The thorn man stabbed his spear at J'role, and caught him full in the arm. A horrible pain coursed through his flesh and he staggered back. Raising the spear just in time, he blocked another blow, and then shoved the spear forward. The creature leaped out of the way.

The maneuvers cost J'role his balance, nearly sending him to the ground. He recovered just in time to dodge another blow from the thorn man. Jumping away from the attack, he whirled around and plunged his spear into the creature's right shoulder. The sparks flew wild, and the creature reeled back.

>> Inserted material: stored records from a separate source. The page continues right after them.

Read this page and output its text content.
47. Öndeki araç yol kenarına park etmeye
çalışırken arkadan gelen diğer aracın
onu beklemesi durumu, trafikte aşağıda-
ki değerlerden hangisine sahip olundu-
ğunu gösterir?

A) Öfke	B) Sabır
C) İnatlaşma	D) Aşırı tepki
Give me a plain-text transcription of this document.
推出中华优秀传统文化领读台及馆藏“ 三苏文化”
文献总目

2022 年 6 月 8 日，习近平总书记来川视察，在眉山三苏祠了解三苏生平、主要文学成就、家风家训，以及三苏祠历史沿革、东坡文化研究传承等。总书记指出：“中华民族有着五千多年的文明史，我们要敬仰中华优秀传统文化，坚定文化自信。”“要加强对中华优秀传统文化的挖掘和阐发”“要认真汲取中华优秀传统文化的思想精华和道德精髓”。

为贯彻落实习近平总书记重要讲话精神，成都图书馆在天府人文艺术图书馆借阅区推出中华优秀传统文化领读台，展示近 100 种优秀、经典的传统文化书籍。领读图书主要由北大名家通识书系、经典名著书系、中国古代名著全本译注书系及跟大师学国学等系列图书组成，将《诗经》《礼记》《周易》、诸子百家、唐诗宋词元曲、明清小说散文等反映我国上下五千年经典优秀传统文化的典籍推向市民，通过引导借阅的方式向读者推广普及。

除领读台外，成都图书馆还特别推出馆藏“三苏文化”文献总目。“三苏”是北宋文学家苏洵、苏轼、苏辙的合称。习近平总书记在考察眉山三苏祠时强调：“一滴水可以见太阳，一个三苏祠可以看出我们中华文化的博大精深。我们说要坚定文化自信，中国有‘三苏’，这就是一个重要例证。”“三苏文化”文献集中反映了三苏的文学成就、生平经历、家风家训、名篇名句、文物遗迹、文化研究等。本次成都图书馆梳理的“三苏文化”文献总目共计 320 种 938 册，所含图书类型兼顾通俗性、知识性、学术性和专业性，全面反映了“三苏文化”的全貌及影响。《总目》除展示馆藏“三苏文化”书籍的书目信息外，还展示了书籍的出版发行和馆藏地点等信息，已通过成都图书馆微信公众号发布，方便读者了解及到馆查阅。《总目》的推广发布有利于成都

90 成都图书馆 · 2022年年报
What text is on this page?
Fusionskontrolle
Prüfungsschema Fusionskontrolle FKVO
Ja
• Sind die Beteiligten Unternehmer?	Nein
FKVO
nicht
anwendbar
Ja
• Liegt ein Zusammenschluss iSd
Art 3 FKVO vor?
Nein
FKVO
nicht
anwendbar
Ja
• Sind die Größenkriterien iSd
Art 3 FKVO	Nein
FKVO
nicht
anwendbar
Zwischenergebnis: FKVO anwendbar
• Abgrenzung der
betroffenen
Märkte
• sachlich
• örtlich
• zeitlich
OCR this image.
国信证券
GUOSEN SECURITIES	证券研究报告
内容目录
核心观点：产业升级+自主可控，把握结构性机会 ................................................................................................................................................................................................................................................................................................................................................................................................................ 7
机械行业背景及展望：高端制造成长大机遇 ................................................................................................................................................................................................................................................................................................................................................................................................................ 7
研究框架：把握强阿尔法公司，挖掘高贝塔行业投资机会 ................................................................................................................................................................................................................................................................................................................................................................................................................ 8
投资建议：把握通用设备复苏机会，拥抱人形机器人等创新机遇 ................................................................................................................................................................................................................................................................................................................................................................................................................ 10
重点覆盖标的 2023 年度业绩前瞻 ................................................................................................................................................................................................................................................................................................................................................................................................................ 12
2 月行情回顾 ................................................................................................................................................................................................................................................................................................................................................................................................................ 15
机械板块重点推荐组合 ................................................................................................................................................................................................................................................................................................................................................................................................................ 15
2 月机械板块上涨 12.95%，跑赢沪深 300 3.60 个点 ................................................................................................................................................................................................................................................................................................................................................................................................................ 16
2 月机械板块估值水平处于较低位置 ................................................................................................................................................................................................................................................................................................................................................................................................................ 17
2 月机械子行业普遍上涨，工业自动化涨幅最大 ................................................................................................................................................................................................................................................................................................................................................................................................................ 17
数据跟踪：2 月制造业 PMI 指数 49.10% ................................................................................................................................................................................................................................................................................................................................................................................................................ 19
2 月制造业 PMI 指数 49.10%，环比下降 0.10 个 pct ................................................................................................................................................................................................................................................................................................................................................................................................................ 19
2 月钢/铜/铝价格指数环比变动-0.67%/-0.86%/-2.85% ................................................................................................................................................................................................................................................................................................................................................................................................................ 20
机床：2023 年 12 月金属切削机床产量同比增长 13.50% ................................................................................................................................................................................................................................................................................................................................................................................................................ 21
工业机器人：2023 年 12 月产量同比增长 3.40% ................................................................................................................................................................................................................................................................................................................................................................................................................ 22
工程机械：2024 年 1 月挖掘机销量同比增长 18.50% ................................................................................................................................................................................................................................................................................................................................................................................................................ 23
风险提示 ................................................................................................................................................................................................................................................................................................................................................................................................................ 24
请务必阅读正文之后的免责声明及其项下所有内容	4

The two of them stalked each other now, moving in a wide circle around an undefined point of contention. Behind the thorn man, J'role saw Releana grab dirt from the ground, speak a few magic words, and toss the dirt at the thorn man. The dirt transformed into the same kind of darts that-had killed the dogs, but the darts passed harmlessly through the thorn man's hollow body.

The creature made a stab, then another. Each time J'role just barely dodged the attack.

Releana looked startled as she stared at some bushes back the way they'd come. J'role saw her wave her hands in the formation of another spell. A moment later an elf, his flesh pocked with thorns that pierced his flesh from the inside out, broke through the bushes, brandishing a sword and shouting, "Here, here!"

As J'role continued parrying with the thorn man, he saw Releana raise her hands again, and release another spell. A spear of ice formed under her fingertips and raced through the air. It slammed into the elf's chest, creating a red blossom on the elf's shirt of white petals.

In that instant the thorn man turned his focus from J'role, slightly toward Releana. J'role lunged forward and pierced the thorn man's chest, which began to glow white-hot as fire and sparks from the spear cut through it. The brambles exploded into flames as the thorn man fell apart and dropped to the ground.

"Come. We've got to go! Now!" Releana cried.

J'role hesitated. He wanted to go back and get the ring. He knew where it would be. On the shelves outside the elf queen's chamber with all the other gifts.

How could he leave the ring with the Alachia?

How could he leave her?

Without even thinking about it he began to walk back toward the castle a hand caught his arm and he turned sharply. It was Releana, looking concerned and confused. "We have to go!" she whispered harshly. "The Blood Wood, all of it, belongs to the elves. There's no place to hide. I already made that mistake. We have to get out. Now."